It would seem that shooting oneself in the foot can become an addiction that is dangerous, like sniffing glue or reading Wall Street Journal editorials. Like any addiction it takes more and more of the substance or action to get the same buzz.
This explains why the health insurance business no longer seems to be content with bullets emanating from mere handguns to perform the seemingly ever more necessary self-inflictions. Years of shooting itself in the foot with hand-helds have worn off the allure of such minor pings.
Thus it is that we saw recently the emergence of a truly magnificent weapon–a real blunderbuss, if you will–in the industry's war against its own nether extremities.
Obviously I am talking about Anthem Blue Cross of California's exquisitely timed volley in the form of premium increases of up to 39% for individual policyholders in the Golden State.
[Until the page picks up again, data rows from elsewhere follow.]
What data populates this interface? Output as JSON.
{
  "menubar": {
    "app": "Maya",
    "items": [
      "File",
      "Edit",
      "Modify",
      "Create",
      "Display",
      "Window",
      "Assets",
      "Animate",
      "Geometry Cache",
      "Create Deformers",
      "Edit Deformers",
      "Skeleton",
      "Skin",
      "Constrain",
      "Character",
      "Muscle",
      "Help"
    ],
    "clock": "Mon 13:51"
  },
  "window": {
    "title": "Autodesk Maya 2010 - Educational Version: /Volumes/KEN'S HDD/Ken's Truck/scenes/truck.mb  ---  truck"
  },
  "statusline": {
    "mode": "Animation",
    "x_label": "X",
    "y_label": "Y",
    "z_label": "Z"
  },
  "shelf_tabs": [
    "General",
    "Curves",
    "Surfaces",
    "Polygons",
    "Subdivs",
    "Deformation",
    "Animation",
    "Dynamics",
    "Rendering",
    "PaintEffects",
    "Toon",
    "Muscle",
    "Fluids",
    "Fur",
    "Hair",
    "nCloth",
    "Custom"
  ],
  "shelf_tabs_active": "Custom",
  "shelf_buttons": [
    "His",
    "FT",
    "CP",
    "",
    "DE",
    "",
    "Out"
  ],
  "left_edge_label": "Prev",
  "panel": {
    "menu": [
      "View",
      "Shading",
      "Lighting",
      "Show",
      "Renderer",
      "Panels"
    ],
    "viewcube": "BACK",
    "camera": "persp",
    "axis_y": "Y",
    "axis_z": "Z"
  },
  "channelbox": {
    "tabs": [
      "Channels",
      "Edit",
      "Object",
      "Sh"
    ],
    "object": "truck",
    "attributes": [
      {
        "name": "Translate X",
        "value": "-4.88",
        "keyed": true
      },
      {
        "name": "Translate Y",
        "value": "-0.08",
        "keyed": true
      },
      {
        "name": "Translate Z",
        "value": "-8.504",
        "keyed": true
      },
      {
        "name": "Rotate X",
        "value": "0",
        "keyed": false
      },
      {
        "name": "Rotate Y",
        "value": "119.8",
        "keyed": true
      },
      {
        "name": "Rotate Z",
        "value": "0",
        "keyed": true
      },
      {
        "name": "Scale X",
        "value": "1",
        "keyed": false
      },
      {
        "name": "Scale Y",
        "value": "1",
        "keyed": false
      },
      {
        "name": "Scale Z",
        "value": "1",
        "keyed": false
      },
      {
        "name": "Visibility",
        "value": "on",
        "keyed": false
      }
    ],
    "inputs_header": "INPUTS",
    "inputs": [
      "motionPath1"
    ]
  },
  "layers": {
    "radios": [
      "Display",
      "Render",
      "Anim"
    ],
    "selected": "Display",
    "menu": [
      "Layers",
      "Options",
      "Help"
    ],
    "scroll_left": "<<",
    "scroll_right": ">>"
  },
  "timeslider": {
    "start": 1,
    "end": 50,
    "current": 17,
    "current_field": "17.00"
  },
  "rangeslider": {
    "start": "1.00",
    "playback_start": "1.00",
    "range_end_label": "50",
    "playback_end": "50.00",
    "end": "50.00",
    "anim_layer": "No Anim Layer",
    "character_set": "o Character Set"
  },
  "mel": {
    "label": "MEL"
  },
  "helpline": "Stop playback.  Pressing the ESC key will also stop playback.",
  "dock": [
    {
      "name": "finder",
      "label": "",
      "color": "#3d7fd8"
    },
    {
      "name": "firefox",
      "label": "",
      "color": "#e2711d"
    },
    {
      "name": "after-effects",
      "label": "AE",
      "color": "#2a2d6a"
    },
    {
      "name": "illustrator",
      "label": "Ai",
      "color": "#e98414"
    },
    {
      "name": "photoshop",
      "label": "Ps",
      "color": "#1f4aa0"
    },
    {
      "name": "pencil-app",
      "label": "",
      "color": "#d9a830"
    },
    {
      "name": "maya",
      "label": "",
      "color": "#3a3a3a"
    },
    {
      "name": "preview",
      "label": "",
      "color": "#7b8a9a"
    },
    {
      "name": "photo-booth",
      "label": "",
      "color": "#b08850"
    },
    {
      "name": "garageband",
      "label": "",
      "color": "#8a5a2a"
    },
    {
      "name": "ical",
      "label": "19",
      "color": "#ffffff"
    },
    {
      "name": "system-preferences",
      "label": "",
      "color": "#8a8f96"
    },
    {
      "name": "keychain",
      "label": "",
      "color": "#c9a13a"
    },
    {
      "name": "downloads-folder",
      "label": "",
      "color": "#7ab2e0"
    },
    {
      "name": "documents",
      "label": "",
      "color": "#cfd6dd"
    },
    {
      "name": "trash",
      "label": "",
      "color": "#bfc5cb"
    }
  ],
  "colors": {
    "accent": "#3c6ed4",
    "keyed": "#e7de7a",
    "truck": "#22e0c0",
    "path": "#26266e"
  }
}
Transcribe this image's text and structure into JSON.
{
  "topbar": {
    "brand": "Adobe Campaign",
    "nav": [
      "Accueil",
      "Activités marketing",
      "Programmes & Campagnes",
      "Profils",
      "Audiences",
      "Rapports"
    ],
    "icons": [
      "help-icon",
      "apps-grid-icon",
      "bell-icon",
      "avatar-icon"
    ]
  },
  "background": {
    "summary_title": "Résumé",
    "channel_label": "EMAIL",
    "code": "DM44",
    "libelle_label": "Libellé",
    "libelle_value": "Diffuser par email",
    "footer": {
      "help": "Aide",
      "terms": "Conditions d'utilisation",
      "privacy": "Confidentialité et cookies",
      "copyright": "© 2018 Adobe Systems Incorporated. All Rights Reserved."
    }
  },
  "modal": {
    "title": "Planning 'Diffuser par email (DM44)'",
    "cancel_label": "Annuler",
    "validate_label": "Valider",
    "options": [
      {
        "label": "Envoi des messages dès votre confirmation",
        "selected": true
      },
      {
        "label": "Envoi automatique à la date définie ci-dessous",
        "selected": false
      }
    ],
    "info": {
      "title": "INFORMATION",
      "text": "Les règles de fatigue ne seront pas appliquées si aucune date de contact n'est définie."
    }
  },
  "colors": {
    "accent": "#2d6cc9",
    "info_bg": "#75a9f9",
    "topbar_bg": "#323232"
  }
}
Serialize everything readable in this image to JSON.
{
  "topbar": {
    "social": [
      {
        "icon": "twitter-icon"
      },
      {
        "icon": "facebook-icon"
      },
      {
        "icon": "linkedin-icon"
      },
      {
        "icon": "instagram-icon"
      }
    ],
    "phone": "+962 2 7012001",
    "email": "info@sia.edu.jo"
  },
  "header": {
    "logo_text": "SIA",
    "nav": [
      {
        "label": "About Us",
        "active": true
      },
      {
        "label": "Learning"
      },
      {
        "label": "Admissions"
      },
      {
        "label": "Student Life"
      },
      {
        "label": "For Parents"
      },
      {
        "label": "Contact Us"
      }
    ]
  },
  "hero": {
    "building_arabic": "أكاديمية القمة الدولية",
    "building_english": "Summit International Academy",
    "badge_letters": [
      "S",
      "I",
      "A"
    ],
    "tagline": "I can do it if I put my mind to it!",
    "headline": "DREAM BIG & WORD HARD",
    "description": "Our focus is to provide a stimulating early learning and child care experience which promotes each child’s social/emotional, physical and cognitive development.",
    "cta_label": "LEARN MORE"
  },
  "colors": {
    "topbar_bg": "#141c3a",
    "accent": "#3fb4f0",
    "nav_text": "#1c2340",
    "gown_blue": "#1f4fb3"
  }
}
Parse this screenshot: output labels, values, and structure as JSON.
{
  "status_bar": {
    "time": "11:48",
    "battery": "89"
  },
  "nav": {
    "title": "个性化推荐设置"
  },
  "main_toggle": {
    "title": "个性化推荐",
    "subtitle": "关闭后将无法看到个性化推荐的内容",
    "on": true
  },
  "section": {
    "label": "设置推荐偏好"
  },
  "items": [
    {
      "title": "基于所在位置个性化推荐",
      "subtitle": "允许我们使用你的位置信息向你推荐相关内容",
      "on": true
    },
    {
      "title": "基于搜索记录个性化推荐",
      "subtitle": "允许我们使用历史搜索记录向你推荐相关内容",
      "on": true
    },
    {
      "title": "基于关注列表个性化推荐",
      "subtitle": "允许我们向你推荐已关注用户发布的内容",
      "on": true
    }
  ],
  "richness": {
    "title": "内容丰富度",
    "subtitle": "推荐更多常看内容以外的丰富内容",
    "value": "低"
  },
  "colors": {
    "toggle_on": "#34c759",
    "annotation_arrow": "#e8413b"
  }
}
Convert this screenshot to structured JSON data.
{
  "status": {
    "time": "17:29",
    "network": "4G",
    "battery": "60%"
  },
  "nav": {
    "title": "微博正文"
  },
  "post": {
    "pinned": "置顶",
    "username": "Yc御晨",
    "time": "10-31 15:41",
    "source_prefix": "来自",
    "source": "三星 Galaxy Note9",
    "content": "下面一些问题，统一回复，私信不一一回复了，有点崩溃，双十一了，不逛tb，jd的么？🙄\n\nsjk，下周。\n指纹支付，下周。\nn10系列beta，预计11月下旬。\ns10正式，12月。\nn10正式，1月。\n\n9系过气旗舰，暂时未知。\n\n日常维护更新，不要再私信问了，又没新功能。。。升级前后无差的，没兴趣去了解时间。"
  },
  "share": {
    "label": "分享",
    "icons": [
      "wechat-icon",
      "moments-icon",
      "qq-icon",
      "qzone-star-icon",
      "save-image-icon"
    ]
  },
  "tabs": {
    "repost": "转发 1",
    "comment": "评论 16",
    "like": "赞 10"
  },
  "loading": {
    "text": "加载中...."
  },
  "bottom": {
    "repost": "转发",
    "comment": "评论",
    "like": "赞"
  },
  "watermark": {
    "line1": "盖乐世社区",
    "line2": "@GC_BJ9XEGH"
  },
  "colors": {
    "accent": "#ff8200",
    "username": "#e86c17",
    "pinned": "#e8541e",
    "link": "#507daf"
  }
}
A blast to take off at least three toes, if I ever saw one.
I don't like using the word "clueless" inadvisably, but any other explanation leaves me hard pressed to understand how the company could not foresee that this particular move at this particular time would be like red meat thrown to starving lions (that is, Democrats after Scott Brown's victory in Massachusetts).
Did not a single executive at Anthem and its parent, Wellpoint, have a clue that in our soundbite era no one would pay attention to how actuarially justified these types of increases might be?
(Excuse me, I was mistaken in saying no one would pay attention since America's Health Insurance Plans was interested and decried the 'vilification' when the inevitable attacks were made.)
Even the most well-buttressed arguments and justifications in the world would have had a tough time cutting through the noise that Anthem itself created.
As I wrote in my blog entry, Tone Deaf, at www.lifeandhealtheditor.com, "After experiencing a year of hearing insurers railed at for unrestrained increases in premiums that are crushing businesses and consumers, how on earth do you go ahead and up the ante for some customers by 39%?"